Industrial spaces, in particular, are often listed with clear height specifications — or the height from the floor to the lowest-hanging overhead obstruction — which could be 14 feet in a small building to more than 40 feet in a large industrial space. Businesses seeking industrial space also look for dock types and availability: Grade-level docks are at street level for drive-in convenience; semi-docks are 24″-high for a pickup or delivery truck; and a full-dock is 48” high for a semi-truck.

Meanwhile, different subtypes of industrial real estate present different opportunities for prospective tenants and investors. For example, heavy manufacturing sites are usually specialized for the single tenant they were developed for, with little room for retrofitting. Conversely, light-assembly industrial properties can be converted for other industrial tenants or even into office or multifamily properties through adaptive reuse. There’s also flex space, which is industrial space meant to be easily reconfigured and may also provide office space for businesses that need both commercial property types.

Multifamily properties

An apartment fourplex or larger is considered commercial real estate for an investor. Sprawling apartment complexes, high-rise condominium units and smaller multi-family units can all be commercial real estate investments. With shorter terms, leases on multifamily structures differ from those in the office and retail space. As a result, they’re more prone to market volatility.

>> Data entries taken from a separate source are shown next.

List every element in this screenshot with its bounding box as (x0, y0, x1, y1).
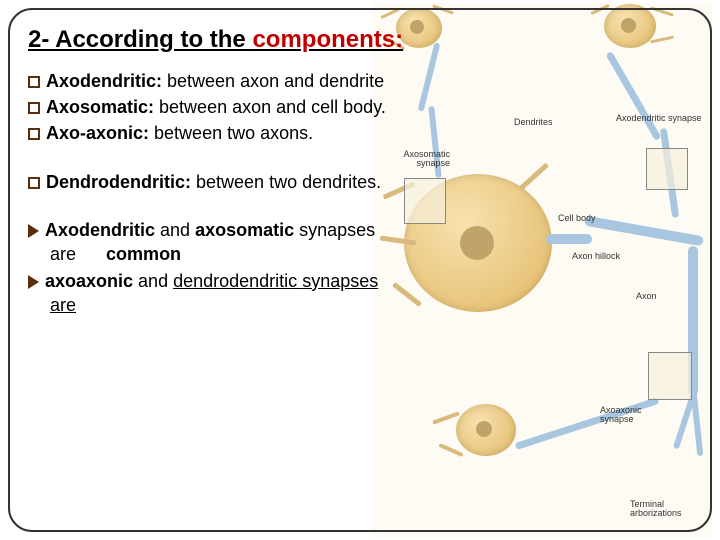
t3: dendrodendritic (173, 271, 297, 291)
bullet-axodendritic: Axodendritic: between axon and dendrite (28, 69, 388, 93)
bullet-dendrodendritic: Dendrodendritic: between two dendrites. (28, 170, 388, 194)
arrow-rare: axoaxonic and dendrodendritic synapses a… (28, 269, 388, 318)
slide-frame: 2- According to the components: Axodendr… (8, 8, 712, 532)
term: Dendrodendritic: (46, 172, 191, 192)
title-prefix: 2- According to the (28, 26, 252, 53)
title-accent: components: (252, 26, 403, 53)
square-bullet-icon (28, 76, 40, 88)
t3: axosomatic (195, 220, 294, 240)
t2: and (133, 271, 173, 291)
desc: between two dendrites. (191, 172, 381, 192)
bullet-axoaxonic: Axo-axonic: between two axons. (28, 121, 388, 145)
t1: axoaxonic (45, 271, 133, 291)
t2: and (155, 220, 195, 240)
square-bullet-icon (28, 128, 40, 140)
content-column: Axodendritic: between axon and dendrite … (28, 69, 388, 317)
bullet-axosomatic: Axosomatic: between axon and cell body. (28, 95, 388, 119)
arrow-bullet-icon (28, 224, 39, 238)
desc: between two axons. (149, 123, 313, 143)
arrow-bullet-icon (28, 275, 39, 289)
t5: common (106, 244, 181, 264)
term: Axodendritic: (46, 71, 162, 91)
desc: between axon and cell body. (154, 97, 386, 117)
slide-title: 2- According to the components: (28, 26, 692, 55)
square-bullet-icon (28, 102, 40, 114)
desc: between axon and dendrite (162, 71, 384, 91)
arrow-common: Axodendritic and axosomatic synapses are… (28, 218, 388, 267)
term: Axosomatic: (46, 97, 154, 117)
square-bullet-icon (28, 177, 40, 189)
t1: Axodendritic (45, 220, 155, 240)
term: Axo-axonic: (46, 123, 149, 143)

Multifamily structures include garden apartments, which sprung up throughout the nation in the 1960s and 70s, as well as three- to four-story structures without elevators and with surface parking. Additionally, mid-rise apartment complexes are between five and nine stories with an elevator and are often found in urban infill spots. In contrast, high-rise apartment complexes generally have more than 100 units and are professionally managed.

Land

When looking for land to buy, investors try to predict which areas will see the most interest for future development. This may also include undeveloped suburban or urban lots — which are promising as sites for future industrial developments — or urban infill that was left undeveloped.

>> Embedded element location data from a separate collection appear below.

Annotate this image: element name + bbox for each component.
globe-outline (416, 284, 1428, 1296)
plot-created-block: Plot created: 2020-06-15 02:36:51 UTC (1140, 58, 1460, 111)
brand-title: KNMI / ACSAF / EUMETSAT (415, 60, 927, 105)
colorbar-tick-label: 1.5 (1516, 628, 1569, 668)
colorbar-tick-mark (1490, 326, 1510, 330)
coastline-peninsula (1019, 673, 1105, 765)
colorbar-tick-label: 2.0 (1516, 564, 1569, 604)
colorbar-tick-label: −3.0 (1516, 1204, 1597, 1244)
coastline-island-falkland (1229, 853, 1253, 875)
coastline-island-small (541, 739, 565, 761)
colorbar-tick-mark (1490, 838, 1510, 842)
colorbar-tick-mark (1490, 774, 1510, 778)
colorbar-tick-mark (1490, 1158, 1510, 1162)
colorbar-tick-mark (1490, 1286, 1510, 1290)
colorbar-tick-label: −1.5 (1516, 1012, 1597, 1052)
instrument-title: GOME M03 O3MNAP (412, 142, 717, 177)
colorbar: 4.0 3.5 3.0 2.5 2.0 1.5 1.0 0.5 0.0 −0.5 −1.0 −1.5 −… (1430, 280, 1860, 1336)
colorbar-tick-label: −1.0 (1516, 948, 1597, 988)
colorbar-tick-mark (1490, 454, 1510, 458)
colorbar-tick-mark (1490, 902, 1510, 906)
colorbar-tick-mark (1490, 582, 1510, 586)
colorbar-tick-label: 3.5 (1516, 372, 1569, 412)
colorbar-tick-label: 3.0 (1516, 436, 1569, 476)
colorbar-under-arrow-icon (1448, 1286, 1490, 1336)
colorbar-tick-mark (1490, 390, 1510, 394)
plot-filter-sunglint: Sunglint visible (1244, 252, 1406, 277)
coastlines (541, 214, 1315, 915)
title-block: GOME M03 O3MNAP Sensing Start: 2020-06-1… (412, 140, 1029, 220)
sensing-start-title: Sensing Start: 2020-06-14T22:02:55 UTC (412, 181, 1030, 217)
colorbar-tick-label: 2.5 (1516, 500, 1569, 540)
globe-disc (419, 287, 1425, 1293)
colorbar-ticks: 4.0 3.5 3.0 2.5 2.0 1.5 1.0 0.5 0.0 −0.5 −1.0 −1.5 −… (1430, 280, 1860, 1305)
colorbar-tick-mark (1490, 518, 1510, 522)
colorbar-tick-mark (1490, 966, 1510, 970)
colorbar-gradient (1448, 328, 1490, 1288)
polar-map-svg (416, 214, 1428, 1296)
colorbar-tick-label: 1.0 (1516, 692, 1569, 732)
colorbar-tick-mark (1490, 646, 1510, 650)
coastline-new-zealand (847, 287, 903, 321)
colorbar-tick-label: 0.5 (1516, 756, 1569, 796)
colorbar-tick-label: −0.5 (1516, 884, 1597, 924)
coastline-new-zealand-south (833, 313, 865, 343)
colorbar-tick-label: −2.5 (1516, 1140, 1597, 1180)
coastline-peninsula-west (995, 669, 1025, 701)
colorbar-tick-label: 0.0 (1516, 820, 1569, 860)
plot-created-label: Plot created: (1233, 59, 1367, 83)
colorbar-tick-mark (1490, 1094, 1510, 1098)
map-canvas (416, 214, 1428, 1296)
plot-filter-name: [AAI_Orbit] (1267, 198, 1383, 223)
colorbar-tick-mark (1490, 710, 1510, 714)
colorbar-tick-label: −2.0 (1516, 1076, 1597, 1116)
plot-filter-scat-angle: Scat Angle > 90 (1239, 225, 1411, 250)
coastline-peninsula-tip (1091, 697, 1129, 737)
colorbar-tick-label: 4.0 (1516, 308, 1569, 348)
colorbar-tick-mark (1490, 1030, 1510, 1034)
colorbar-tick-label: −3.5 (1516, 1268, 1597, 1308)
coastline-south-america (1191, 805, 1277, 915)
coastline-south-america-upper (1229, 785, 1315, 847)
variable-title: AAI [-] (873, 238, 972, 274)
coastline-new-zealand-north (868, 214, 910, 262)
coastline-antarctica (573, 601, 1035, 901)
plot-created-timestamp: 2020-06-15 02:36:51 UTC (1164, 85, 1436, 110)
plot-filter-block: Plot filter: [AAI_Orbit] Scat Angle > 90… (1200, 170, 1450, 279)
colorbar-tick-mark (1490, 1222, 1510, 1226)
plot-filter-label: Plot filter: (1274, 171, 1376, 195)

Other Types of Commercial Properties

Finally, some real estate experts categorize leisure properties (like hotels, public houses, sports facilities, etc.) and healthcare (medical centers, hospitals, medical offices and nursing homes) as separate types of commercial real estate. Other retail offerings include car washes, theme parks, self-storage, bowling alleys, marinas and theatres. All of the aforementioned properties fit the definition of commercial real estate and may see investor interest.

Each type of commercial real estate presents different opportunities and risks for investors, and different characteristics to keep in mind. While everything may seem complex at first, nothing beats experience and cooperation with a real estate expert when trying to enter the commercial real estate market.